Odds are wounded soldiers will set off metal detectors, but the TSA won't find weapons intended for use in hijackings, Instead, the TSA will learn their detectors were set off by the shrapnel still embedded in the soldiers' bodies, or the metal components of prosthetics, or plates that now hold service members' bodies together.
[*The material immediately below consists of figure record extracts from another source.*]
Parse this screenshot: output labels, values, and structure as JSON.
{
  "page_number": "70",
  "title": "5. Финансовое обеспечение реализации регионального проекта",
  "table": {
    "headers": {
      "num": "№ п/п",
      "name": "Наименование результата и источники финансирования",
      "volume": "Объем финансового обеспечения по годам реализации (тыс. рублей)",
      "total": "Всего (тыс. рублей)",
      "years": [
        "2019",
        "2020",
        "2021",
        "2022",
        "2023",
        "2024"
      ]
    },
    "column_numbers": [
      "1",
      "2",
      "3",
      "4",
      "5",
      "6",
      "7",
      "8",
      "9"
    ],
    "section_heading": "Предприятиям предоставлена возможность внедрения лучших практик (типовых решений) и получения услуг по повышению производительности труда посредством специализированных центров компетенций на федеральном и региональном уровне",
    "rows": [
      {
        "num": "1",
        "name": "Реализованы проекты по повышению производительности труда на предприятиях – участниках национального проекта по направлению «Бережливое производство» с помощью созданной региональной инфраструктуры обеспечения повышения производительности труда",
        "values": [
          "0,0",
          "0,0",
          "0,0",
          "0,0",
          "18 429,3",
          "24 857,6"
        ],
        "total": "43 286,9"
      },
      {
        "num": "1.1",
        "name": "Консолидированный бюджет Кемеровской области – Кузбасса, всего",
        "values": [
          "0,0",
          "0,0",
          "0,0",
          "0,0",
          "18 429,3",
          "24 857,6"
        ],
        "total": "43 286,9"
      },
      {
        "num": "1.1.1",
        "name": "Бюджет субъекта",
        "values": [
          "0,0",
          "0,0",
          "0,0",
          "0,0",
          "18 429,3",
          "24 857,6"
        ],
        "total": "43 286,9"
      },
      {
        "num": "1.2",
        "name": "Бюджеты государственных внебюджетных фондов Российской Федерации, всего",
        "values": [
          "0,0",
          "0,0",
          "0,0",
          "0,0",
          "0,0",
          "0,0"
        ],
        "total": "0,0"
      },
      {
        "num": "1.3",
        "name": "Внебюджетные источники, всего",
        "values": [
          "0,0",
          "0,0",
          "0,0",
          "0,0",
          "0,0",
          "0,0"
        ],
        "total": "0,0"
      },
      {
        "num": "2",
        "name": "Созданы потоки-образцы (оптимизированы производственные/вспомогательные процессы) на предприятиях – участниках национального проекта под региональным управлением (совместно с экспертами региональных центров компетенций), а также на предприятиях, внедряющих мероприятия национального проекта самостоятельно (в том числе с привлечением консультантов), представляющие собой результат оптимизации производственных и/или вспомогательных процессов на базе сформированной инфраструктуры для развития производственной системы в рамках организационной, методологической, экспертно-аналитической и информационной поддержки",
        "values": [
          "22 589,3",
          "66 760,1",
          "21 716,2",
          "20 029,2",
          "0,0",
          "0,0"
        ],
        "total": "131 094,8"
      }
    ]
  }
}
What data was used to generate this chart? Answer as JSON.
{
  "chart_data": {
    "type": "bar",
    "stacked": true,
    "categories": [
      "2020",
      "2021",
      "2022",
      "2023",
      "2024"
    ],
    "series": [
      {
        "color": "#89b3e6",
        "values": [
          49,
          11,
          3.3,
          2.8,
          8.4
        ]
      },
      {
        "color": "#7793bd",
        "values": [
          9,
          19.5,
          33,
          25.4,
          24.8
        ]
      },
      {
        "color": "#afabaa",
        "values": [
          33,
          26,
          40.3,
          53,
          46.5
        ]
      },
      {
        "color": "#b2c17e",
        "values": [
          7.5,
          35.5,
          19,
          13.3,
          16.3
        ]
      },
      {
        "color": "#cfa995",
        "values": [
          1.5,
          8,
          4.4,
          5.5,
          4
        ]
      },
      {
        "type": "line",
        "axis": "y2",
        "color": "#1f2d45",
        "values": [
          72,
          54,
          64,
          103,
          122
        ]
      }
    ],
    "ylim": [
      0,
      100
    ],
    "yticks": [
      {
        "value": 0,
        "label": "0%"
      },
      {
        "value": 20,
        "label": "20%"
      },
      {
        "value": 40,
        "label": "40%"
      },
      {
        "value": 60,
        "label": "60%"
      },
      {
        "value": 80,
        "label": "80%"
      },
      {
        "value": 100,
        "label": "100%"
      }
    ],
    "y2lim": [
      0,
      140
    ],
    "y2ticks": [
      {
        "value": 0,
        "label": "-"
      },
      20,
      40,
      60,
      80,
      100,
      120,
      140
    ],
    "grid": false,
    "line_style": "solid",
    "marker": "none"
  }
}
Welcome home. Thanks for your service.

---Steven Alvarez is an Operation Iraqi Freedom veteran who lives in Maitland. He wrote this commentary for the Orlando Sentinel.

Eric Hood
09-09-06, 05:49 PM
I hope the enemy respects our political correctness.

yellowwing
09-09-06, 07:27 PM
If I was assigned to penetrate Iranian port security, I might try it in their service uniform.

booksbenji
09-09-06, 07:37 PM
disabled Veterans have go thru at the areoport. Since 2003 with metal knees I still have to strip to skivvies and bare my rear cause of metal. I have all of the VA doc's and private doc's notes and forms that should exempt me. Takes 20 minutes to undo braces and take TEXAS cowboys boots and put back on. They offer help and I told 'em 2 go 2 HADES. This from the so called Int'l aeroport in Midland, TEXAS where Laura Bush's grown up in. I do make a loud protest and a former marine TSA would come, "Calm Down, Sgt, after I dropped my jeans :evilgrin: Now I am just rush thru and no ?!!!!

lucien2
09-09-06, 08:29 PM
I am in the private security business and while that seems harsh or insensitive to uniformed personnel, it still is a necessary evil that we have to live with. If you make one exception for a certain group then the integrity of the security program is threatened and would be exploited by the people that want us destroyed.

yellowwing
09-09-06, 08:34 PM
Exactly lucien! If you had 20 million to run an op, your dang right that you would know who was going to be on duty and what angle to manipulate them with.